Soñamos que vendrían por el mar

Sobre Soñamos que vendrían por el mar de Juan Diego Mejia
Por: Omar Alexander Ruiz Romero.


                           
                          


Todos alguna vez hemos escuchado la palabra revolución. No importa en qué ámbito o circunstancia ocurra: al servir el café en las mañanas, en la radio que ameniza el día a día, en la finca donde se corta caña de azúcar o se siembra papa o yuca, en el periódico impreso, en la universidad, en la oficina; incluso en el coctel más alejado de nuestros deseos o aspiraciones. Nombres como Antonio Nariño, Camilo Torres, Fidel Castro, Salvador Allende, Karl Marx, Mao Tse Tung, Lenin, hacen parte de la lista de distinguidos que evocan la revolución desde sus perspectivas culturales e históricas. Pero también están quienes piensan la revolución desde el anonimato: las amas de casa, los obreros, los sindicalistas, las estudiantes universitarias, el decano de economía, el pensionado, la maestra de escuela. Entonces ¿Cómo se hace la revolución?


Este es el interrogante que la novela Soñamos que vendrían por el mar del escritor antioqueño Juan Diego Mejía propone dilucidar. Pável Vlasov – homónimo del personaje de la novela de Máximo Gorki- es quien, en primera persona, reconstruye las tensiones de un estudiante universitario que alterna sus gustos entre el teatro y la vida política de finales de los años setenta. Pável -actor, estudiante de arquitectura de la universidad pública y activista político- decide que es el momento de tomar un lugar en la vida política del país. El proyecto que lo seduce: la revolución. Para lograr su propósito se inscribe dentro de la doctrina política de la izquierda colombiana de la época. Mientras llega el momento de convertirse en un héroe, el teatro se constituye en la herramienta con la que disemina su posición política.

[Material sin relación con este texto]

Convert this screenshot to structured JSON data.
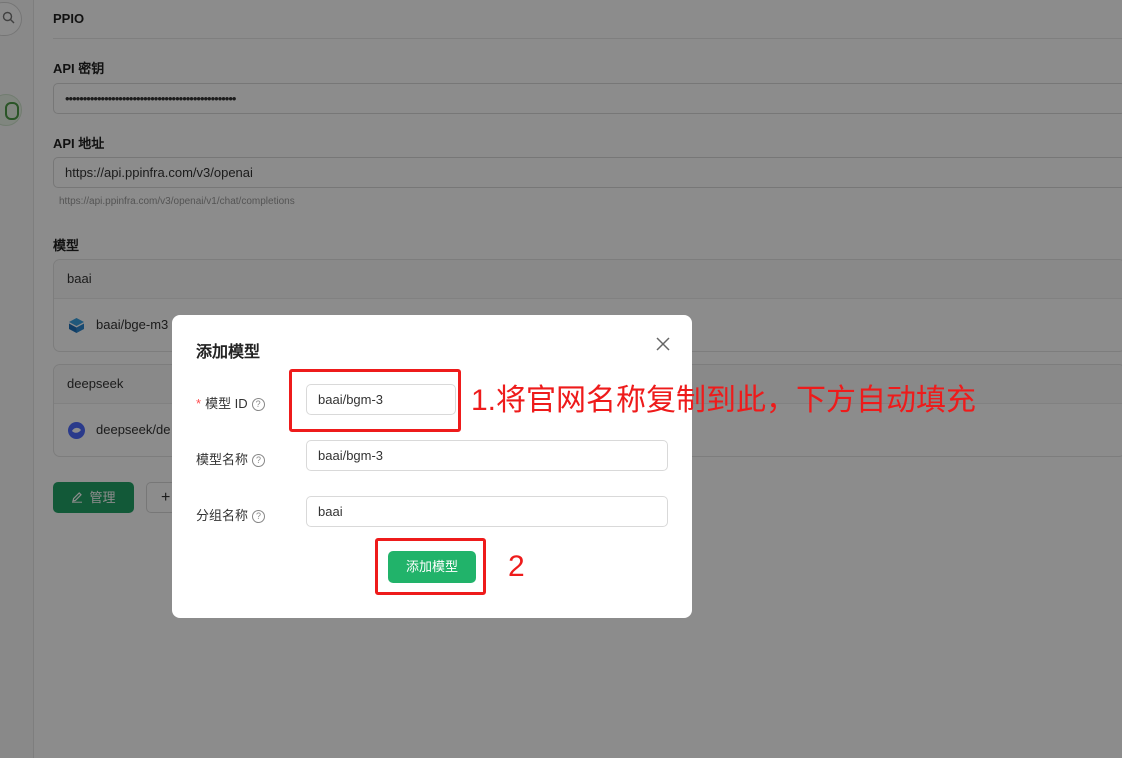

A través de 33 capítulos, la narración hilvana de manera interrelacionada el desarrollo de la vida de Pável en dos sentidos paralelos: por un lado su vida como actor y director -primero en Medellín con un grupo de teatro llamado “El Nuevo Teatro” y luego en Ciénaga con un grupo de teatro formado por estudiantes de colegio. Junto a ellos desarrolla adaptaciones teatrales en las que refleja su postura crítica frente a eventos de injusticia social y desangre del pueblo (la masacre de las bananeras en 1928 y la masacre de Santa Bárbara en 1963) que han hecho parte del panorama político del país y de su “estatuto de seguridad”. Por otro lado relata su vida como miembro de un frente revolucionario cuyo anhelo consiste en tomarse el poder por medio de la lucha armada. El armamento debe llegar desde el extranjero y por el mar “el plan entonces era traer las armas camufladas de alguna manera que en esos momentos, ni siquiera Alejandro conocía. Lo único claro era que debían llegar por el mar” (Mejía 2017: 48). Los “compañeros de lucha” se unen a la voz de Pável como diferentes ramas de un mismo tronco. Es decir, visiones variopintas de lo que debe ser la revolución bajo la óptica de una posición ideológica madurada al calor del teatro.


La bifurcación en la vida del protagonista le permite a Mejía enfrentar la idea de la revolución desde dos posiciones que se encuentran en tensión permanente. La primera, la revolución que se hace desde la legalidad. Aquella que implica dar la cara y deconstruir la realidad particular de una sociedad con argumentos cuya munición son las ideas, la palabra, el discurso. Claro, esta opción implica asumir riesgos que en una democracia polarizada, como tantas en el mundo, conllevan al acallamiento, el exilio o la muerte. La segunda, la revolución armada. La alternativa de las voces silenciadas por un conflicto eternizado en las estructuras de poder y la esfera política, vulneradas sistemáticamente en sus derechos fundamentales por élites sin un ápice de conciencia social y apoltronadas en sus privilegios desde tiempos inmemorables.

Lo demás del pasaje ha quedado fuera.